The NES Video-Music Database: A Dataset of Symbolic Video Game Music Paired with Gameplay Videos
Igor Cardoso, Rubens O. Moraes, Lucas N. Ferreira
TL;DR
The paper introduces NES-VMDB, a large dataset pairing 98,940 NES gameplay clips with their original MIDI soundtracks to enable symbolic music generation from video data. It assembles the dataset by collecting long-play videos, segmenting into 15-second clips, and using a Shazam-like audio fingerprinting approach to map clips to synthesized MIDI pieces from the NES-MDB. A Controllable Music Transformer (CMT) baseline is trained to generate NES music conditioned on gameplay rhythm features, and its outputs are evaluated against an unconditional CMT and human pieces using objective music-structure metrics. A genre classifier tests whether the conditioned music captures genre signals, showing partial success in aligning generated pieces with game genres. Overall, the work demonstrates the feasibility of video-conditioned symbolic music generation for retro games and outlines clear avenues for improving modeling fidelity and genre understanding.
Abstract
Neural models are one of the most popular approaches for music generation, yet there aren't standard large datasets tailored for learning music directly from game data.
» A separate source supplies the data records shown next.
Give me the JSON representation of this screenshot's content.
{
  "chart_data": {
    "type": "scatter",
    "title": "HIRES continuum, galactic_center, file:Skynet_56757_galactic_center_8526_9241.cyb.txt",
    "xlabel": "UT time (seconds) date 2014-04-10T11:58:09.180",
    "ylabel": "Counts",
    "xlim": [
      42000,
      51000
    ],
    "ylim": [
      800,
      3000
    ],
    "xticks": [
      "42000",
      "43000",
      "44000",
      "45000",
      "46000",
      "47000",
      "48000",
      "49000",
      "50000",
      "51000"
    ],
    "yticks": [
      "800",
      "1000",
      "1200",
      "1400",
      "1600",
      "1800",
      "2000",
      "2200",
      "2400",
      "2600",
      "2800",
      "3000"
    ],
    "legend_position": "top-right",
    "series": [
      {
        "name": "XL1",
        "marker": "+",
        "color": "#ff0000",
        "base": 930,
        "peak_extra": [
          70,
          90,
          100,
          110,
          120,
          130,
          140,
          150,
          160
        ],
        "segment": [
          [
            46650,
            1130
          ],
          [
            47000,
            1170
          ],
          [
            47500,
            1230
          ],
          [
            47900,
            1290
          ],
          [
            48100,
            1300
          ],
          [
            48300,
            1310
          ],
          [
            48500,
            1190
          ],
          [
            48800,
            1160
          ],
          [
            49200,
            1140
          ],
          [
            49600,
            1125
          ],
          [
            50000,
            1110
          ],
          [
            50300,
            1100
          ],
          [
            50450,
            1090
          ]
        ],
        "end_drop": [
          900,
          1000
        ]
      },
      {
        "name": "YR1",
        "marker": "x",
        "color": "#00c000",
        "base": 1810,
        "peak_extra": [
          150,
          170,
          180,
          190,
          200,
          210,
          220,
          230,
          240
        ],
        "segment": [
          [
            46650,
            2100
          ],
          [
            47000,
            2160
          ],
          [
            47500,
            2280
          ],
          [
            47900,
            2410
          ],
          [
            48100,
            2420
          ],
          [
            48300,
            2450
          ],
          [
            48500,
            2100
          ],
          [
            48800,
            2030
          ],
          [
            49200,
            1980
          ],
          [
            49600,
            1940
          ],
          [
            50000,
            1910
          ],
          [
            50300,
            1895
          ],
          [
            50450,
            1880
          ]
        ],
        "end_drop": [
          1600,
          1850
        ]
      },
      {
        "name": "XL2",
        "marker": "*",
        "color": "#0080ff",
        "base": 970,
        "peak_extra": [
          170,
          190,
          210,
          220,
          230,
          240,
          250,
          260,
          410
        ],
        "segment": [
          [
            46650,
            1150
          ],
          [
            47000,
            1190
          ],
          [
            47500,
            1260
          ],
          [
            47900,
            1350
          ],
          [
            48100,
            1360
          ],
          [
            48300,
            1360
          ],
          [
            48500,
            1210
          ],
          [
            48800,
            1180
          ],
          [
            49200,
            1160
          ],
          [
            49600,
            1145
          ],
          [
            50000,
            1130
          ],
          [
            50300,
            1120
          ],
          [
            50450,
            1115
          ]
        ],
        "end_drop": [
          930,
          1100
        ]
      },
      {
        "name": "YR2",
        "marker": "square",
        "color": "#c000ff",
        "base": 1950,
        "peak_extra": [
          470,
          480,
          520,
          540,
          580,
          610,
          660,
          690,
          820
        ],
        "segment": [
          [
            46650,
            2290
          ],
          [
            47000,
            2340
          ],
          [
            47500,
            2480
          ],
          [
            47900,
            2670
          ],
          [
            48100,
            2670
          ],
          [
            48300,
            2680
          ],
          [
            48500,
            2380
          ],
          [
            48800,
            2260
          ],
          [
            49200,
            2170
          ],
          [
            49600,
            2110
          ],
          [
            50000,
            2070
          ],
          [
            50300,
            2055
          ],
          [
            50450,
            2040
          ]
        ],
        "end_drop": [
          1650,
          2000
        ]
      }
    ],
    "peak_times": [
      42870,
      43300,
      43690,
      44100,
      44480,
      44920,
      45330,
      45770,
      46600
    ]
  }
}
To address this research gap, we introduce a novel dataset named NES-VMDB, containing 98,940 gameplay videos from 389 NES games, each paired with its original soundtrack in symbolic format (MIDI). NES-VMDB is built upon the Nintendo Entertainment System Music Database (NES-MDB), encompassing 5,278 music pieces from 397 NES games. Our approach involves collecting long-play videos for 389 games of the original dataset, slicing them into 15-second-long clips, and extracting the audio from each clip. Subsequently, we apply an audio fingerprinting algorithm (similar to Shazam) to automatically identify the corresponding piece in the NES-MDB dataset. Additionally, we introduce a baseline method based on the Controllable Music Transformer to generate NES music conditioned on gameplay clips. We evaluated this approach with objective metrics, and the results showed that the conditional CMT improves musical structural quality when compared to its unconditional counterpart. Moreover, we used a neural classifier to predict the game genre of the generated pieces. Results showed that the CMT generator can learn correlations between gameplay videos and game genres, but further research has to be conducted to achieve human-level performance.